Chapter Summary

        In this chapter, the author has taken the policymaking process through its first stages: considering problems and then developing some mechanisms for solving them. Both activities--and, indeed, the entire activity of policymaking--are political exercises, but they also involve the application of techniques and tools for analysis. The tools for agenda setting are largely political, requiring the “selling” of agenda items to authorized decision-makers who may believe that they already have enough to do. Agenda setting also requires a detailed knowledge of the issue in question, so that it can be related, first, to the known preferences of decision-makers and, second, to existing policies and programs. Agenda setting is in some ways the art of doing something new so that it appears old.

        The techniques that can be applied to policy formulation are more sophisticated technically, but they also require sensitive political hands that can use them effectively. To a great extent, the use of old solutions for new problems applies in formulation as well as in agenda setting. For both agenda setting and policy formulation, incremental solutions are favored in the United States. This incrementalism produces a great deal of stability in the policy process, but it makes rapid response to major changes in the economy and society difficult.

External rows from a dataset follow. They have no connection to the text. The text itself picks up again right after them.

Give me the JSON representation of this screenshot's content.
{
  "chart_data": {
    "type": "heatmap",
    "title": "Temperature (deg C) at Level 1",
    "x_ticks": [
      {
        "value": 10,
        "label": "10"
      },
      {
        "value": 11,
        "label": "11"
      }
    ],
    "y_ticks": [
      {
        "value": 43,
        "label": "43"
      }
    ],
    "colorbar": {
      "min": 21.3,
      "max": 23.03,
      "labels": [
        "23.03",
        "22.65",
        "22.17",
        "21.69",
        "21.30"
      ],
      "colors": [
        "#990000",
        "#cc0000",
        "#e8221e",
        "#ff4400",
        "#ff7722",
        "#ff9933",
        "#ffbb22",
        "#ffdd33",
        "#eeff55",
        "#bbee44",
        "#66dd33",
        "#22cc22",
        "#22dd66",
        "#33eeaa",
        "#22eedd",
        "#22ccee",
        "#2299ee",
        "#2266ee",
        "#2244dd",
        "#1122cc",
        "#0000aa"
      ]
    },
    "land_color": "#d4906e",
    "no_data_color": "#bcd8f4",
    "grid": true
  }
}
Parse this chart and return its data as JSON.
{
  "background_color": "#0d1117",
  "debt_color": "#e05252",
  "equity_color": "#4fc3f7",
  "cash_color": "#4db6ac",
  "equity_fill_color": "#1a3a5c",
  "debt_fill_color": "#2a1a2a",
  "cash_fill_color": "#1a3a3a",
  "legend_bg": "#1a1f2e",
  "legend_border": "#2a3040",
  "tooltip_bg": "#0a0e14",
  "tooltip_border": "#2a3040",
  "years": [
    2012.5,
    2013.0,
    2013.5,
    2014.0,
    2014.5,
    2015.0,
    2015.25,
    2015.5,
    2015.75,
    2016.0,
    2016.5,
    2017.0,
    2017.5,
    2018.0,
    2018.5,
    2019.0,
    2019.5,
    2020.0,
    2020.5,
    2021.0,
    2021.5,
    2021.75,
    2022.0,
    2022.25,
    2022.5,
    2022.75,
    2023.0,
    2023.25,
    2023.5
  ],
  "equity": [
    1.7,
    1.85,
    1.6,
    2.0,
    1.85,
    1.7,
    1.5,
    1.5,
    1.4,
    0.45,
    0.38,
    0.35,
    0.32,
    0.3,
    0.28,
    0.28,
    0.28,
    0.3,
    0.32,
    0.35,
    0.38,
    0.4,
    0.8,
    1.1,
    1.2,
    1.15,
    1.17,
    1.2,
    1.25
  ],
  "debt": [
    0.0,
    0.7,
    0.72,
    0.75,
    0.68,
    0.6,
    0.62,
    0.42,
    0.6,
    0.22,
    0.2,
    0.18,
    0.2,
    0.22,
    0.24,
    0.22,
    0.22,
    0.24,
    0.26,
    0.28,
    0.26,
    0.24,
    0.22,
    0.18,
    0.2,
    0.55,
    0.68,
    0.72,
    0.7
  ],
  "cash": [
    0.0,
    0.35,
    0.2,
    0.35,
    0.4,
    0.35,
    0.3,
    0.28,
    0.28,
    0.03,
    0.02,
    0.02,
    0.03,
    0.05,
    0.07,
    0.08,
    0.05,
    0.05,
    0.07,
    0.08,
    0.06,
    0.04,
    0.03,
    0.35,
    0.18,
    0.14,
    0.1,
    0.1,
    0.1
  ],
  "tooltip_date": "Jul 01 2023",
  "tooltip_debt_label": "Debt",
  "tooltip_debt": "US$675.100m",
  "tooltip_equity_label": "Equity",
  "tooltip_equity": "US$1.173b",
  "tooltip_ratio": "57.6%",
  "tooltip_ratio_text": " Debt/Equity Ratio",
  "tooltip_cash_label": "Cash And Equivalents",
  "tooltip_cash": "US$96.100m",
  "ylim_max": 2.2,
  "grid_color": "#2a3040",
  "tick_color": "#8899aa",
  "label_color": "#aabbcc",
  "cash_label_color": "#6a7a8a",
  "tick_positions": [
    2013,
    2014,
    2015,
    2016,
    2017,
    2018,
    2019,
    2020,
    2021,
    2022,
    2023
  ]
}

        The solutions that emerge from these first stages of the policy process, then, are designed to be readily accepted by legislators and administrators who must authorize and legitimate the policies selected. A more comprehensive approach to design might well produce better solutions to problems, but it would face the barrier of political feasibility. The task of the analyst and advocate then becomes stretching the boundaries of feasibility to produce better public policies.